Stille im Kopf

Wenn morgens um 6 Uhr der Wecker klingelt, habe ich keine Lust aufzustehen.

Ich habe keine Lust, mich aus den weichen Kissen herauszuschälen und die wohlige Wärme meines Bettes zu verlassen. Ich habe keine Lust, mich zu waschen, meine Zähne zu putzen und mich anzuziehen. Ich habe keine Lust, meine Tasche zu packen. Ich habe keine Lust, diese Tasche umzuhängen und das Haus zu verlassen, keine Lust so früh unterwegs zu sein. Ich habe keine Lust. 

Ich. Habe. Keine. Lust.
Keine.
Lust. 

Ich habe keine Lust, im Fitnessstudio angekommen, meine Schuhe zu wechseln und die richtige Musik auszusuchen. Habe keine Lust, mich durch meine eigentlich sehr gut kuratierten Spotify Playlists zu scrollen, um herauszufinden, was mich heute in die richtige Stimmung bringt. Ich habe keine Lust mich aufzuwärmen. Ich habe keine Lust, mich ordentlich zu dehnen, die Gelenke richtig vorzubereiten. 

Ich. Habe. Keine. Lust.

Und trotzdem tue ich das alles. Denn wenn ich den richtigen Song an diesem Morgen gefunden habe, wenn die Geräuschunterdrückung ein- und der Rest meiner Gedanken ausgeschaltet ist, wenn sich meine Finger um die Eisenstange schließen – dann ist da ein Moment der Ruhe und der Klarheit, wie ich ihn zu keinem anderen Zeitpunkt erlebe.
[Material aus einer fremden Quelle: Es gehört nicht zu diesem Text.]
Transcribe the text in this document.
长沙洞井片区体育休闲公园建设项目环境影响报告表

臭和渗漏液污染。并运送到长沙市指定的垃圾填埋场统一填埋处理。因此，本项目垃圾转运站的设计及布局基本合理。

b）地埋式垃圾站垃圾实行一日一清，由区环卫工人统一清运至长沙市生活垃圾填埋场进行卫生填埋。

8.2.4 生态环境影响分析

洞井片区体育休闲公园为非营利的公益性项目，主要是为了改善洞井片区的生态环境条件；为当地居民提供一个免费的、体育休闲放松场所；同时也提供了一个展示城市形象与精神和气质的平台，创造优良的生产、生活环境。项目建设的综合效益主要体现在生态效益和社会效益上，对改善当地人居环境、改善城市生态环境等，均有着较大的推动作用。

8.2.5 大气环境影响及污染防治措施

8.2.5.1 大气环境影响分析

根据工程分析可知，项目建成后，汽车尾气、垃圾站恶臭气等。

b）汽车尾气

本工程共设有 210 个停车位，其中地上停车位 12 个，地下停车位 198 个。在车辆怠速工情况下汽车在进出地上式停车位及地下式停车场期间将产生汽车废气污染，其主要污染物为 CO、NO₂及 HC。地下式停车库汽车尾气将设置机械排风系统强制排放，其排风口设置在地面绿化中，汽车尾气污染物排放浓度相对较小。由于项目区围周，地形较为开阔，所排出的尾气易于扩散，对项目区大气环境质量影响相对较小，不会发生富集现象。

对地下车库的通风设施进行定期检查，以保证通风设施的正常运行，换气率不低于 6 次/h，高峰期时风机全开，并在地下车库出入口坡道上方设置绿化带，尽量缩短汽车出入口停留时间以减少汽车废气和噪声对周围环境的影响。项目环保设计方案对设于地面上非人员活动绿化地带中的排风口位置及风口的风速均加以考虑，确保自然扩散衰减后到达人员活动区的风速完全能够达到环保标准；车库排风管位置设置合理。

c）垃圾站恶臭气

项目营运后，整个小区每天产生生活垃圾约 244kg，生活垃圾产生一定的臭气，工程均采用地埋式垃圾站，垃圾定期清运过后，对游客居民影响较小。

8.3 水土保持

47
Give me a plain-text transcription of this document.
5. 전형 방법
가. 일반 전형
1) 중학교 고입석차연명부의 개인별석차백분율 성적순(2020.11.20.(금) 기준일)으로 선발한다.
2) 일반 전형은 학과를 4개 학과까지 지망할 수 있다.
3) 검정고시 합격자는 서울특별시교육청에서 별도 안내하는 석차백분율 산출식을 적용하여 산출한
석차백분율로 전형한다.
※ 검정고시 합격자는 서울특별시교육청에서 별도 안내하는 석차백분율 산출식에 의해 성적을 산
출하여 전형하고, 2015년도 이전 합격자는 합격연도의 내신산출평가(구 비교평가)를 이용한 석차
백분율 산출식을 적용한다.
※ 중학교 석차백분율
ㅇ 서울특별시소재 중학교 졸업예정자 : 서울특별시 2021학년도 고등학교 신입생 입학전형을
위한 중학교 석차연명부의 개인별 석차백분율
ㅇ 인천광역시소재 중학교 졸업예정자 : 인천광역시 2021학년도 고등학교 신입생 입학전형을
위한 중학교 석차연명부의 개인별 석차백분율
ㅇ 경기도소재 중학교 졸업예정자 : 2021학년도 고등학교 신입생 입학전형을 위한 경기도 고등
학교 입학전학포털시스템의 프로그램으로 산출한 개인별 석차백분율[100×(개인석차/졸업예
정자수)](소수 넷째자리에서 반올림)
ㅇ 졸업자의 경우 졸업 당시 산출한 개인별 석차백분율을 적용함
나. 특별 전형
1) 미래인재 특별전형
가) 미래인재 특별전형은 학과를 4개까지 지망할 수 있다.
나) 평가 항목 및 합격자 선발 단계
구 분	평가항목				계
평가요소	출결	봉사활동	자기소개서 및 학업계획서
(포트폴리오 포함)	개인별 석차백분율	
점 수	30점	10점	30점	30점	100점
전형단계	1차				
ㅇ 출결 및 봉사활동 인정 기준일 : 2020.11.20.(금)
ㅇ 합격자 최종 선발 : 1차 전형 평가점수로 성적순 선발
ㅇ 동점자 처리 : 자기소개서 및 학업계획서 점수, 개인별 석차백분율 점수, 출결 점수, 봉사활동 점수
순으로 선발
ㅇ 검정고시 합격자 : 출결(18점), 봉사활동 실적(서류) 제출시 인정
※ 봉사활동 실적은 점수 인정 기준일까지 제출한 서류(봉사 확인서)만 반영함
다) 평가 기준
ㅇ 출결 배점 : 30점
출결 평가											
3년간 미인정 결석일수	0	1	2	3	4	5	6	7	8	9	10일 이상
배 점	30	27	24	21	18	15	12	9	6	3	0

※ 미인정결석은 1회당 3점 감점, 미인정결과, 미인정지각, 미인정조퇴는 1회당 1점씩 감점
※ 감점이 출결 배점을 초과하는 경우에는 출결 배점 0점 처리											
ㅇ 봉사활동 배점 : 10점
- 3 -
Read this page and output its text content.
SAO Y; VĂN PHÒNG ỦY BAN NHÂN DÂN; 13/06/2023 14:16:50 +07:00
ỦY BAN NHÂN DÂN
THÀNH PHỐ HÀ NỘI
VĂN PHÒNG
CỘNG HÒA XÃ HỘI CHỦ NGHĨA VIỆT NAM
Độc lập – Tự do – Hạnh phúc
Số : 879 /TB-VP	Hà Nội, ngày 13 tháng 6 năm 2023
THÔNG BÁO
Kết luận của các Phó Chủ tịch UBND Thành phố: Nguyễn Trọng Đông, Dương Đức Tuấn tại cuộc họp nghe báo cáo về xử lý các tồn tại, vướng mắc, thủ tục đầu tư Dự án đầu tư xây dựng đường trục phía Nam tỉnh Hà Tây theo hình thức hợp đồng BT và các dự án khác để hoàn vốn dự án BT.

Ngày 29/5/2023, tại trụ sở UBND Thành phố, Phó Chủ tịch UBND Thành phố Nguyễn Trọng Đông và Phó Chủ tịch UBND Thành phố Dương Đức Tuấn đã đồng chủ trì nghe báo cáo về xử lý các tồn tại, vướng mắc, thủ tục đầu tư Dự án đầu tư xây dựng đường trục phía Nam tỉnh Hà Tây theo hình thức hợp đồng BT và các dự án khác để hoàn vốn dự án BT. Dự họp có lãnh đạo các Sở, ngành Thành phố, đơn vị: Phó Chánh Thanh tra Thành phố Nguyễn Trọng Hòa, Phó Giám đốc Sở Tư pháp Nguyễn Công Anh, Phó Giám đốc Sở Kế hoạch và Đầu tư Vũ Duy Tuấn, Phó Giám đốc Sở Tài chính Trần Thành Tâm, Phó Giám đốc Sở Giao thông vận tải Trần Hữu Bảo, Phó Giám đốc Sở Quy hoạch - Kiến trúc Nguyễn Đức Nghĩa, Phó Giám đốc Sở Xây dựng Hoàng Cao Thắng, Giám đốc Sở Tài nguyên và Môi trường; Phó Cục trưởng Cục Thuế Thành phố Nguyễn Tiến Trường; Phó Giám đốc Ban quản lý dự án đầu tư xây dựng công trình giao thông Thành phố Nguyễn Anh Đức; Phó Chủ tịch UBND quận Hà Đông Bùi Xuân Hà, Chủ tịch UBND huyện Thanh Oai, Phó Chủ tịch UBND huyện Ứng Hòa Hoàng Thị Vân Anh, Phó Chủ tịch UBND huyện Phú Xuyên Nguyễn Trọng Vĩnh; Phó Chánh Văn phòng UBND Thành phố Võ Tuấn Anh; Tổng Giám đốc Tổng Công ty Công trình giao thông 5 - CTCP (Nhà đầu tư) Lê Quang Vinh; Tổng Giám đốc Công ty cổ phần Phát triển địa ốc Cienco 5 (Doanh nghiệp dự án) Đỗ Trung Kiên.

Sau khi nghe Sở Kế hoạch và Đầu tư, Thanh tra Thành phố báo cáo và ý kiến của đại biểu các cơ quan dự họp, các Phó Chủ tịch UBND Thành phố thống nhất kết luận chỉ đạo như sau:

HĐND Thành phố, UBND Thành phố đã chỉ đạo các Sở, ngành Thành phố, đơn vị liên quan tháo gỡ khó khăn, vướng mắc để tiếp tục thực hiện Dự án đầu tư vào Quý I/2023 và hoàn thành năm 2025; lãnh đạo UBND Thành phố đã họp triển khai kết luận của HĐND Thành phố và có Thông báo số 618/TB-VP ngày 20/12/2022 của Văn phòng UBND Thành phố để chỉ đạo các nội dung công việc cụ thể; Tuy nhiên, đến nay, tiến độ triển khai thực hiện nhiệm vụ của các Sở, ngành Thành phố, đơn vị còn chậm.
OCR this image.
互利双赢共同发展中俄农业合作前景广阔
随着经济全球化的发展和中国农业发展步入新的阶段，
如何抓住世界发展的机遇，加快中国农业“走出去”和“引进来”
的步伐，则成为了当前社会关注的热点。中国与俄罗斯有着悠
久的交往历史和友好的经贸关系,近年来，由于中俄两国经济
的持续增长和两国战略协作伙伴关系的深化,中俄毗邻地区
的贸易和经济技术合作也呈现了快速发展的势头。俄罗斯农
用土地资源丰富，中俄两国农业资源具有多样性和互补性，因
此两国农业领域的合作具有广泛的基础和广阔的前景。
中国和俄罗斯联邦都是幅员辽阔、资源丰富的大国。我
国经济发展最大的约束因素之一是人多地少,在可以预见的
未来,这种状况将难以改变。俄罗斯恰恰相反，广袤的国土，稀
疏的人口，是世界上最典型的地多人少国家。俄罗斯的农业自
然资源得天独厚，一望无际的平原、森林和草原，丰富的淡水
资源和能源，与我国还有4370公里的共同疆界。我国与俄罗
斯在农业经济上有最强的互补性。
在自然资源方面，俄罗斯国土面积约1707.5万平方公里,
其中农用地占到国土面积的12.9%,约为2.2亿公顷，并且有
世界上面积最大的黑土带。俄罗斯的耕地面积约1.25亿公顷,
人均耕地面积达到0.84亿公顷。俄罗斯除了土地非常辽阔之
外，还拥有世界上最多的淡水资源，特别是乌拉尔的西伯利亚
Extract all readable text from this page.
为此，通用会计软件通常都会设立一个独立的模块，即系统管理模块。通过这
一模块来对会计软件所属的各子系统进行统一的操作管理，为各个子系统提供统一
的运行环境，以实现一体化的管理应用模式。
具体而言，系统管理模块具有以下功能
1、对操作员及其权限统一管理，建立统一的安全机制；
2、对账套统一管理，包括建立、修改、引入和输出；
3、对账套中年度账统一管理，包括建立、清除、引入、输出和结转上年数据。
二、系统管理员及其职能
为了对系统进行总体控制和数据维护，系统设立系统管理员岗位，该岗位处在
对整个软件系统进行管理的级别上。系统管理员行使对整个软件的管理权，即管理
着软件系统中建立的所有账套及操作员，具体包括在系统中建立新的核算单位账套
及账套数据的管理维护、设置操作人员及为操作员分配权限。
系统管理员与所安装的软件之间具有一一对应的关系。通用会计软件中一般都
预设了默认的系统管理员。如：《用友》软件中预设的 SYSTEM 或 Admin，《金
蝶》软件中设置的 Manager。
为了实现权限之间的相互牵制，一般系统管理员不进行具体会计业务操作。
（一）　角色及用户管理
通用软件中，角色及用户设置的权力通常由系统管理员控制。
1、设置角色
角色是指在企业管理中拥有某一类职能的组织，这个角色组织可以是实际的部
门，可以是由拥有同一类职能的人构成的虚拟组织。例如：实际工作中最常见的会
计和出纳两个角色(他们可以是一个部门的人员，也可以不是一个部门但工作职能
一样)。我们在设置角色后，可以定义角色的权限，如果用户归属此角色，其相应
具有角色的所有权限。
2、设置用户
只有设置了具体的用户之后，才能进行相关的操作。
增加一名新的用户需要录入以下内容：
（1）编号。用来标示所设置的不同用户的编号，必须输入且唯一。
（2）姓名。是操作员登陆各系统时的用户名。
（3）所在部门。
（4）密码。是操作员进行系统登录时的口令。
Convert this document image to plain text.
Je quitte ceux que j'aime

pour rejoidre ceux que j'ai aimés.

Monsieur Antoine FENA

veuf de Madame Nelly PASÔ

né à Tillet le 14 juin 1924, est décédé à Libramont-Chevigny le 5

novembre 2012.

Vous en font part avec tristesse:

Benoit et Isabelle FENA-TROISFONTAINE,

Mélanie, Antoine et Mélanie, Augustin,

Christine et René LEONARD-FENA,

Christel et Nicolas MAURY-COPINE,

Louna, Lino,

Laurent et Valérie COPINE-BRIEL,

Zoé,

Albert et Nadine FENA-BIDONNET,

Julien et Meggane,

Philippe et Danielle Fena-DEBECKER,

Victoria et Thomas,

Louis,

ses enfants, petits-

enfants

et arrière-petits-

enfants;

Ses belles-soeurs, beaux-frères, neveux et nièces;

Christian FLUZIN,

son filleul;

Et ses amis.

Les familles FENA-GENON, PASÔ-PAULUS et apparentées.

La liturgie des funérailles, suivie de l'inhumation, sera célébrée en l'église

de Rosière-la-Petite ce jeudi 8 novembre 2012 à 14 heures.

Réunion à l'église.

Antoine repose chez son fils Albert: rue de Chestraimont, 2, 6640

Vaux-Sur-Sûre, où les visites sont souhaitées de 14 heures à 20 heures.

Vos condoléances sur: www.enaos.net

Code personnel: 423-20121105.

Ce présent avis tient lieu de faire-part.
Da gibt es nur mich und diese Eisenstange. Und das Ziel, sie zu bewegen. 

Es ist die Einfachheit, das Runterbrechen auf ein absolutes Minimum und damit die Konzentration auf ein sehr konkretes Ziel, warum ich diesen Sport so sehr liebe. Nie bin ich mehr bei mir, mehr bei meinem Körper und mehr bei meinem Geist, als wenn ich diese Stange bewegen will. 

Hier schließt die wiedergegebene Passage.